Ils apparurent à l’angle d’une rue, silhouettes courbées et trébuchantes, conduits en file indienne sous les aboiements de leurs geôliers. Gueules enfarinées, regards fuyants, habits souillés, ils offraient un tableau désolant. Les bourreaux, vêtus de toges barbouillées, assommaient leurs prisonniers d’ordres souvent contradictoires. Ils les alignèrent et les humilièrent avec une imagination perverse. Il s’agissait là d’un jeu étrange où la raison n’avait plus cours et où, comme souvent, l’homme se complaisait dans la bestialité et l’absurdité.

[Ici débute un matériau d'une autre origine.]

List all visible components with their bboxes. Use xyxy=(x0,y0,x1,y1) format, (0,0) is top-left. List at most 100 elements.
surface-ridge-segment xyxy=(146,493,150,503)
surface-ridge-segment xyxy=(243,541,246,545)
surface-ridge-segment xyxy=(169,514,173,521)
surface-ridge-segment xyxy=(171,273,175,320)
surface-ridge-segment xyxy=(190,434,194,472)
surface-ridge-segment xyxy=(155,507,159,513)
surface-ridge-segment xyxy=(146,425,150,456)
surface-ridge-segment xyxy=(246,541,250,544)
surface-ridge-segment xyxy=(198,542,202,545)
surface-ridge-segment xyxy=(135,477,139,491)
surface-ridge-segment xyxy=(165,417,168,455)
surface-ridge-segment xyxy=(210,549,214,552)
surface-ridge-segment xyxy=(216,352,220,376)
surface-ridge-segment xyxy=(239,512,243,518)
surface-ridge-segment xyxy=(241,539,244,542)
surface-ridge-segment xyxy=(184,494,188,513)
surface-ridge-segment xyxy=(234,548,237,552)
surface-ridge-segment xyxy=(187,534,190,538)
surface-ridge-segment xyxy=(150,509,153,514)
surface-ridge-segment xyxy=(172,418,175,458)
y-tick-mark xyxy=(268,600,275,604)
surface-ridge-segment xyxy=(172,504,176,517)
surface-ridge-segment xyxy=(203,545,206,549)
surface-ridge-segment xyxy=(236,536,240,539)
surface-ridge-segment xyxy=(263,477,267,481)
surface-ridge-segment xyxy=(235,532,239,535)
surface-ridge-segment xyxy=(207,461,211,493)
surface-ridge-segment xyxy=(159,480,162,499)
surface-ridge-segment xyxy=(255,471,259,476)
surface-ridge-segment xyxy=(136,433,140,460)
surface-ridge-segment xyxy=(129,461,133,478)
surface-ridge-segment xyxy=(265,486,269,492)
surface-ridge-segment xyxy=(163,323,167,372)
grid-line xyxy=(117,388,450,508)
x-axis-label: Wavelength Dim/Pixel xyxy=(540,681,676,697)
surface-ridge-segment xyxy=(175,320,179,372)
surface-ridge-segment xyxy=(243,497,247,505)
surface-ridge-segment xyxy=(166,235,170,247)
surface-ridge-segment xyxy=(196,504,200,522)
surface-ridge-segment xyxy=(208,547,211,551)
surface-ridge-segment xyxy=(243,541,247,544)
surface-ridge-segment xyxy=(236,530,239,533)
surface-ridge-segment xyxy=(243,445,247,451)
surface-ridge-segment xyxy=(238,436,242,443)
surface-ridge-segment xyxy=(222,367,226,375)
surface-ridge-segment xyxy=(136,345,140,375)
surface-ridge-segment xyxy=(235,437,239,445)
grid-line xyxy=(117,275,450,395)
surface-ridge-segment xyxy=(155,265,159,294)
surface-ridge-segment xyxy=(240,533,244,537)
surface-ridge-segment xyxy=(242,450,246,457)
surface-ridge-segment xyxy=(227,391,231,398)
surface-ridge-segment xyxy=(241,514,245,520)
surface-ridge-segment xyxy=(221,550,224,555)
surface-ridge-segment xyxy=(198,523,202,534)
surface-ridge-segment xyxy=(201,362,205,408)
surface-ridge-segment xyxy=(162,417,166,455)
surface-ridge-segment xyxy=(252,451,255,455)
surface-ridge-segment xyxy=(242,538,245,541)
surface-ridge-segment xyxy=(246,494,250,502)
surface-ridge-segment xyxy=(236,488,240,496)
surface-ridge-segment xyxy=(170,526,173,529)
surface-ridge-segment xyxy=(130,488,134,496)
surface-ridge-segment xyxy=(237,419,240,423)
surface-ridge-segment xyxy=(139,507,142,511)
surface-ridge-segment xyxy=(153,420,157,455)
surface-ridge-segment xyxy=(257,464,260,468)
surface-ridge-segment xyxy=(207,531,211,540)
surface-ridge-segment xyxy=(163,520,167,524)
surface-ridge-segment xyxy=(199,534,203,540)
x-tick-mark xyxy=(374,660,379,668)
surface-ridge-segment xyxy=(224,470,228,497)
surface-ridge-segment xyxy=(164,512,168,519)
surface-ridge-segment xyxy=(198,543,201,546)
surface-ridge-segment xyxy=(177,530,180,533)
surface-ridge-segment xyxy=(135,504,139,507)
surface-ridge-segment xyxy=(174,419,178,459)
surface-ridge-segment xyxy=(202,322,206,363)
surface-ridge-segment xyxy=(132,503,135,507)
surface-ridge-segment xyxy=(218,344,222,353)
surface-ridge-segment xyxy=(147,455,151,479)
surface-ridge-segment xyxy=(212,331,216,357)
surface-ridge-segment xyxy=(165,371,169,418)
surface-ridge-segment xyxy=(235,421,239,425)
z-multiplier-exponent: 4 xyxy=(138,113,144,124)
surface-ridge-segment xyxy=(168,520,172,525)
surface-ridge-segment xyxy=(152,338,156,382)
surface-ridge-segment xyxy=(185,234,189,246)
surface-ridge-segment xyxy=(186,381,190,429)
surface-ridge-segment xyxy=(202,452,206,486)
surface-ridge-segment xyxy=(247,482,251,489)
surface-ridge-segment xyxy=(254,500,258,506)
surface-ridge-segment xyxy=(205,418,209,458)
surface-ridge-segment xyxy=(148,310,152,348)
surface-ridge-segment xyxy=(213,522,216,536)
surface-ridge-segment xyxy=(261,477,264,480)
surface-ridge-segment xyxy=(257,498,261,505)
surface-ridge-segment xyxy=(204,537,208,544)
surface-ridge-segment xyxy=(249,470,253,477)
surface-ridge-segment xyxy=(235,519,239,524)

Pourtant, aucune entrave ne semblait retenir ces victimes trop dociles. Les captifs étaient par ailleurs bien plus nombreux que leurs gardiens essoufflés. Cette évidence me frappa avec force. Quel instinct me poussa alors à courir vers eux et tenter de les libérer ? Accusez le destin, la liberté… ce sentiment bouillonnant de révolte qui bat la mesure de l’injustice gratuite. Ou bien simplement la nuit.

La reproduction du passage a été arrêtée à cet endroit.